For Volodymyr, this Wednesday is a milestone: it is his last day of taking a new treatment for drug-resistant tuberculosis, which has been hailed as a turning point in the fight once morest the disease.

Previously, the 25-year-old doctor from kyiv (Ukraine) was undergoing another treatment: almost half as effective, involving more tablets, and which also caused him neurological side effects.

These disappeared when he switched to the new treatment, which he took for just six months, compared to two years for the previous one: “It was very easy,” Volodymyr, who did not wanted to give his last name.

A scan on Wednesday showed that he no longer showed signs of tuberculosis. He now plans to return to work next week following eight months of sick leave. “Now I can start living once more,” he rejoices.

Tuberculosis, formerly known as “phthisis”, was the biggest cause of infectious death before the arrival of Covid-19, with 1.5 million people dying each year.
About 5% of new cases are resistant to prescribed antibiotics, making them difficult to treat.

But a new drug regimen, called BPaL because it combines the three antibiotics bedaquiline, pretomanid and linezolid, has been seen as a major breakthrough since its approval by the US Food and Drug Administration (FDA) in 2019.

Research in 2020 showed that the BPaL diet cured over 90% of patients, but there was a high rate of linezolid-related side effects, including nerve pain or bone marrow depression (a drop in the production of cells responsible for immunity).

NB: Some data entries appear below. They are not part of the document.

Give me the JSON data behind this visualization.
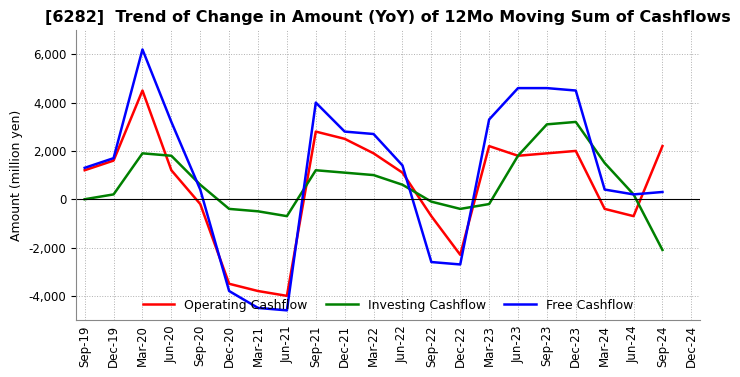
{
  "title": "[6282]  Trend of Change in Amount (YoY) of 12Mo Moving Sum of Cashflows",
  "ylabel": "Amount (million yen)",
  "title_fontsize": 11.5,
  "label_fontsize": 9,
  "tick_fontsize": 8.5,
  "ylim": [
    -5000,
    7000
  ],
  "yticks": [
    -4000,
    -2000,
    0,
    2000,
    4000,
    6000
  ],
  "x_labels": [
    "Sep-19",
    "Dec-19",
    "Mar-20",
    "Jun-20",
    "Sep-20",
    "Dec-20",
    "Mar-21",
    "Jun-21",
    "Sep-21",
    "Dec-21",
    "Mar-22",
    "Jun-22",
    "Sep-22",
    "Dec-22",
    "Mar-23",
    "Jun-23",
    "Sep-23",
    "Dec-23",
    "Mar-24",
    "Jun-24",
    "Sep-24",
    "Dec-24"
  ],
  "operating": [
    1200,
    1600,
    4500,
    1200,
    -200,
    -3500,
    -3800,
    -4000,
    2800,
    2500,
    1900,
    1100,
    -700,
    -2300,
    2200,
    1800,
    1900,
    2000,
    -400,
    -700,
    2200,
    null
  ],
  "investing": [
    0,
    200,
    1900,
    1800,
    600,
    -400,
    -500,
    -700,
    1200,
    1100,
    1000,
    600,
    -100,
    -400,
    -200,
    1800,
    3100,
    3200,
    1500,
    200,
    -2100,
    null
  ],
  "free": [
    1300,
    1700,
    6200,
    3200,
    400,
    -3800,
    -4500,
    -4600,
    4000,
    2800,
    2700,
    1400,
    -2600,
    -2700,
    3300,
    4600,
    4600,
    4500,
    400,
    200,
    300,
    null
  ],
  "op_color": "#ff0000",
  "inv_color": "#008000",
  "free_color": "#0000ff",
  "bg_color": "#ffffff",
  "grid_color": "#b0b0b0",
  "legend_labels": [
    "Operating Cashflow",
    "Investing Cashflow",
    "Free Cashflow"
  ]
}
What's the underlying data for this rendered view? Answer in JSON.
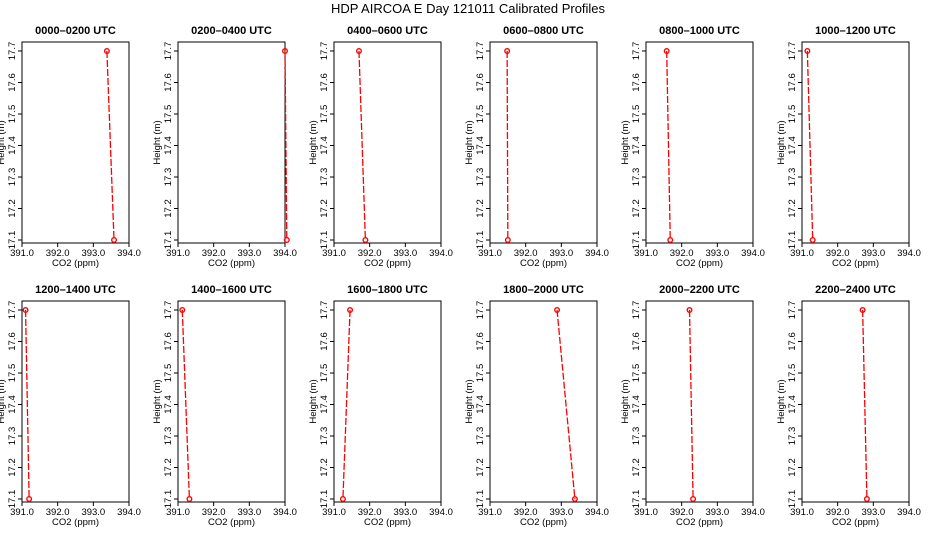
{
  "title": "HDP AIRCOA E  Day 121011  Calibrated Profiles",
  "colors": {
    "series": "#ff0000",
    "axis": "#000000"
  },
  "chart_data": [
    {
      "type": "line",
      "title": "0000–0200 UTC",
      "xlabel": "CO2 (ppm)",
      "ylabel": "Height (m)",
      "xlim": [
        391.0,
        394.0
      ],
      "ylim": [
        17.1,
        17.7
      ],
      "xticks": [
        "391.0",
        "392.0",
        "393.0",
        "394.0"
      ],
      "yticks": [
        "17.1",
        "17.2",
        "17.3",
        "17.4",
        "17.5",
        "17.6",
        "17.7"
      ],
      "points": [
        {
          "x": 393.38,
          "y": 17.7
        },
        {
          "x": 393.58,
          "y": 17.1
        }
      ]
    },
    {
      "type": "line",
      "title": "0200–0400 UTC",
      "xlabel": "CO2 (ppm)",
      "ylabel": "Height (m)",
      "xlim": [
        391.0,
        394.0
      ],
      "ylim": [
        17.1,
        17.7
      ],
      "xticks": [
        "391.0",
        "392.0",
        "393.0",
        "394.0"
      ],
      "yticks": [
        "17.1",
        "17.2",
        "17.3",
        "17.4",
        "17.5",
        "17.6",
        "17.7"
      ],
      "points": [
        {
          "x": 394.0,
          "y": 17.7
        },
        {
          "x": 394.05,
          "y": 17.1
        }
      ]
    },
    {
      "type": "line",
      "title": "0400–0600 UTC",
      "xlabel": "CO2 (ppm)",
      "ylabel": "Height (m)",
      "xlim": [
        391.0,
        394.0
      ],
      "ylim": [
        17.1,
        17.7
      ],
      "xticks": [
        "391.0",
        "392.0",
        "393.0",
        "394.0"
      ],
      "yticks": [
        "17.1",
        "17.2",
        "17.3",
        "17.4",
        "17.5",
        "17.6",
        "17.7"
      ],
      "points": [
        {
          "x": 391.7,
          "y": 17.7
        },
        {
          "x": 391.88,
          "y": 17.1
        }
      ]
    },
    {
      "type": "line",
      "title": "0600–0800 UTC",
      "xlabel": "CO2 (ppm)",
      "ylabel": "Height (m)",
      "xlim": [
        391.0,
        394.0
      ],
      "ylim": [
        17.1,
        17.7
      ],
      "xticks": [
        "391.0",
        "392.0",
        "393.0",
        "394.0"
      ],
      "yticks": [
        "17.1",
        "17.2",
        "17.3",
        "17.4",
        "17.5",
        "17.6",
        "17.7"
      ],
      "points": [
        {
          "x": 391.48,
          "y": 17.7
        },
        {
          "x": 391.5,
          "y": 17.1
        }
      ]
    },
    {
      "type": "line",
      "title": "0800–1000 UTC",
      "xlabel": "CO2 (ppm)",
      "ylabel": "Height (m)",
      "xlim": [
        391.0,
        394.0
      ],
      "ylim": [
        17.1,
        17.7
      ],
      "xticks": [
        "391.0",
        "392.0",
        "393.0",
        "394.0"
      ],
      "yticks": [
        "17.1",
        "17.2",
        "17.3",
        "17.4",
        "17.5",
        "17.6",
        "17.7"
      ],
      "points": [
        {
          "x": 391.58,
          "y": 17.7
        },
        {
          "x": 391.68,
          "y": 17.1
        }
      ]
    },
    {
      "type": "line",
      "title": "1000–1200 UTC",
      "xlabel": "CO2 (ppm)",
      "ylabel": "Height (m)",
      "xlim": [
        391.0,
        394.0
      ],
      "ylim": [
        17.1,
        17.7
      ],
      "xticks": [
        "391.0",
        "392.0",
        "393.0",
        "394.0"
      ],
      "yticks": [
        "17.1",
        "17.2",
        "17.3",
        "17.4",
        "17.5",
        "17.6",
        "17.7"
      ],
      "points": [
        {
          "x": 391.15,
          "y": 17.7
        },
        {
          "x": 391.3,
          "y": 17.1
        }
      ]
    },
    {
      "type": "line",
      "title": "1200–1400 UTC",
      "xlabel": "CO2 (ppm)",
      "ylabel": "Height (m)",
      "xlim": [
        391.0,
        394.0
      ],
      "ylim": [
        17.1,
        17.7
      ],
      "xticks": [
        "391.0",
        "392.0",
        "393.0",
        "394.0"
      ],
      "yticks": [
        "17.1",
        "17.2",
        "17.3",
        "17.4",
        "17.5",
        "17.6",
        "17.7"
      ],
      "points": [
        {
          "x": 391.1,
          "y": 17.7
        },
        {
          "x": 391.2,
          "y": 17.1
        }
      ]
    },
    {
      "type": "line",
      "title": "1400–1600 UTC",
      "xlabel": "CO2 (ppm)",
      "ylabel": "Height (m)",
      "xlim": [
        391.0,
        394.0
      ],
      "ylim": [
        17.1,
        17.7
      ],
      "xticks": [
        "391.0",
        "392.0",
        "393.0",
        "394.0"
      ],
      "yticks": [
        "17.1",
        "17.2",
        "17.3",
        "17.4",
        "17.5",
        "17.6",
        "17.7"
      ],
      "points": [
        {
          "x": 391.12,
          "y": 17.7
        },
        {
          "x": 391.32,
          "y": 17.1
        }
      ]
    },
    {
      "type": "line",
      "title": "1600–1800 UTC",
      "xlabel": "CO2 (ppm)",
      "ylabel": "Height (m)",
      "xlim": [
        391.0,
        394.0
      ],
      "ylim": [
        17.1,
        17.7
      ],
      "xticks": [
        "391.0",
        "392.0",
        "393.0",
        "394.0"
      ],
      "yticks": [
        "17.1",
        "17.2",
        "17.3",
        "17.4",
        "17.5",
        "17.6",
        "17.7"
      ],
      "points": [
        {
          "x": 391.45,
          "y": 17.7
        },
        {
          "x": 391.25,
          "y": 17.1
        }
      ]
    },
    {
      "type": "line",
      "title": "1800–2000 UTC",
      "xlabel": "CO2 (ppm)",
      "ylabel": "Height (m)",
      "xlim": [
        391.0,
        394.0
      ],
      "ylim": [
        17.1,
        17.7
      ],
      "xticks": [
        "391.0",
        "392.0",
        "393.0",
        "394.0"
      ],
      "yticks": [
        "17.1",
        "17.2",
        "17.3",
        "17.4",
        "17.5",
        "17.6",
        "17.7"
      ],
      "points": [
        {
          "x": 392.88,
          "y": 17.7
        },
        {
          "x": 393.38,
          "y": 17.1
        }
      ]
    },
    {
      "type": "line",
      "title": "2000–2200 UTC",
      "xlabel": "CO2 (ppm)",
      "ylabel": "Height (m)",
      "xlim": [
        391.0,
        394.0
      ],
      "ylim": [
        17.1,
        17.7
      ],
      "xticks": [
        "391.0",
        "392.0",
        "393.0",
        "394.0"
      ],
      "yticks": [
        "17.1",
        "17.2",
        "17.3",
        "17.4",
        "17.5",
        "17.6",
        "17.7"
      ],
      "points": [
        {
          "x": 392.22,
          "y": 17.7
        },
        {
          "x": 392.32,
          "y": 17.1
        }
      ]
    },
    {
      "type": "line",
      "title": "2200–2400 UTC",
      "xlabel": "CO2 (ppm)",
      "ylabel": "Height (m)",
      "xlim": [
        391.0,
        394.0
      ],
      "ylim": [
        17.1,
        17.7
      ],
      "xticks": [
        "391.0",
        "392.0",
        "393.0",
        "394.0"
      ],
      "yticks": [
        "17.1",
        "17.2",
        "17.3",
        "17.4",
        "17.5",
        "17.6",
        "17.7"
      ],
      "points": [
        {
          "x": 392.7,
          "y": 17.7
        },
        {
          "x": 392.82,
          "y": 17.1
        }
      ]
    }
  ]
}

A study published Wednesday in the New England Journal of Medicine is a game-changer: it shows that the dosage of linezolid can be reduced by half without significantly reducing the effectiveness of the treatment.

A trial involving 181 participants with drug-resistant tuberculosis was conducted in Russia, South Africa, Georgia and Moldova – countries with high rates of tuberculosis.

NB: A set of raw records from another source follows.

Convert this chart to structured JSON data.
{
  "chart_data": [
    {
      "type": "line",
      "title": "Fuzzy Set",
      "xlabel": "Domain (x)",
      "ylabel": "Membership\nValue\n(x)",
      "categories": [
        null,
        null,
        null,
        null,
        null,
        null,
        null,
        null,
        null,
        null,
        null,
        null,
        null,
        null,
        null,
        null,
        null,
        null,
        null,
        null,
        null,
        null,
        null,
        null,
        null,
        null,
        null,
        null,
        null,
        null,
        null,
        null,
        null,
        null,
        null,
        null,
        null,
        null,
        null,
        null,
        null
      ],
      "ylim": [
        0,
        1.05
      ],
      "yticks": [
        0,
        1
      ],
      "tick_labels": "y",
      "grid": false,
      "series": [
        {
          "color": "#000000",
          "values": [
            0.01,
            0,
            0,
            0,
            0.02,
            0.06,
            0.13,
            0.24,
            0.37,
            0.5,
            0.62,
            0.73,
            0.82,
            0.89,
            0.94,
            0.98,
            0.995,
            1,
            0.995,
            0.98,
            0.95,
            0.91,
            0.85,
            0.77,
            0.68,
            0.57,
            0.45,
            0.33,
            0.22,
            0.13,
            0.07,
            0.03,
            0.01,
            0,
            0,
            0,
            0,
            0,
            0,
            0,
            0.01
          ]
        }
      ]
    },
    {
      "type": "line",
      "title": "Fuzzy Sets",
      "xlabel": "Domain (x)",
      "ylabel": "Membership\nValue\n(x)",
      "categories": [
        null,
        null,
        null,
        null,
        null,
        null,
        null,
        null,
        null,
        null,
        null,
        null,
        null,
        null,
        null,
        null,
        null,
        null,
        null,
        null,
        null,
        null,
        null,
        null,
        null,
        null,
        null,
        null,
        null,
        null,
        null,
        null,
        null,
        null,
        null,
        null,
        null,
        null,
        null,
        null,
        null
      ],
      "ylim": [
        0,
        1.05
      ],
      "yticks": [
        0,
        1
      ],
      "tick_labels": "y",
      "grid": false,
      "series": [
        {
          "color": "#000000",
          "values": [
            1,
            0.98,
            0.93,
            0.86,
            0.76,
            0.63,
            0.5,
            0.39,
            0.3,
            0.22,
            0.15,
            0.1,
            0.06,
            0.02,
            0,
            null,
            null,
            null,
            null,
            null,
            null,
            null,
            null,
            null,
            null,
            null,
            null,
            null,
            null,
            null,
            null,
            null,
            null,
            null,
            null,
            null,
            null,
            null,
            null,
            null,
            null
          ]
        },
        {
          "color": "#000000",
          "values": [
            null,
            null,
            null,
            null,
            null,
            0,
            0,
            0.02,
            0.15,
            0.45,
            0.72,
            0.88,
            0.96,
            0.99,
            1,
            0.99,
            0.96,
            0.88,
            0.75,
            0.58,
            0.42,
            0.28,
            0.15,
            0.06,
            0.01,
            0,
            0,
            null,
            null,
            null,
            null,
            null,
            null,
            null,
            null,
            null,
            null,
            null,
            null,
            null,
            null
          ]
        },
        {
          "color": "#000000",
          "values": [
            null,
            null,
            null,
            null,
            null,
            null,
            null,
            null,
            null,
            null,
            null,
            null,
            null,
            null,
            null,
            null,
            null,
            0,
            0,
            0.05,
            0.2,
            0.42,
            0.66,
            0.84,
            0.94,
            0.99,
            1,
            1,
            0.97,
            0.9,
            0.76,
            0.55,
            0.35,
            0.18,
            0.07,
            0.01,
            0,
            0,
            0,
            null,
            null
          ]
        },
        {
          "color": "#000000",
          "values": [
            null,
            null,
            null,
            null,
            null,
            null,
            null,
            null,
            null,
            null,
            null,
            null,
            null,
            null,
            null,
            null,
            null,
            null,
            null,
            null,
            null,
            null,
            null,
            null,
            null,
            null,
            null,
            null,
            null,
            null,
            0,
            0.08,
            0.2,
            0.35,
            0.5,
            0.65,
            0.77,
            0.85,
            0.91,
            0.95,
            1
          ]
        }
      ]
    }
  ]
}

It shows that if 1,200 milligrams of linezolid over six months works at 93%, this rate remains at 91% when the dose is reduced by half, to 600 milligrams.

In this trial, the number of participants with peripheral neuropathy, which causes nerve pain, fell from 38% to 24%, while the rate of bone marrow suppression fell from 22% to 2%.

“This is the beginning of the end of drug-resistant tuberculosis,” lead study author Francesca Conradie of the University of the Witwatersrand in South Africa told AFP. “The sooner you treat someone’s TB, the less contagious it is – it’s like Covid in many ways.”

It is also easier for patients to take BPaL: whereas previous treatments might involve 23 pills a day and up to 14,000 pills in total over two years, BPaL consists of five pills a day – less than 750 over six months.

For Nataliia Lytvynenko, who oversaw BPaL treatments in Ukraine, the more manageable amount of pills makes it easier for patients who have been displaced by war to continue treatment.

The World Health Organization said earlier this year that it would soon update its guidelines to recommend that most patients with drug-resistant tuberculosis use BPaL with 600 milligrams of linezolid.

These are “major advances”, underlined two experts in the field, not involved in Wednesday’s study.

The BPaL treatment “is one of the defining advances in scientific research on tuberculosis this century”, wrote Guy Thwaites of the British University of Oxford and Nguyen Viet Nhung of Vietnam’s National Tuberculosis Control Programme. in an editorial in the New England Journal of Medicine.

These advances come at a time when the Covid pandemic had raised fears of a certain number of brakes in the fight once morest tuberculosis.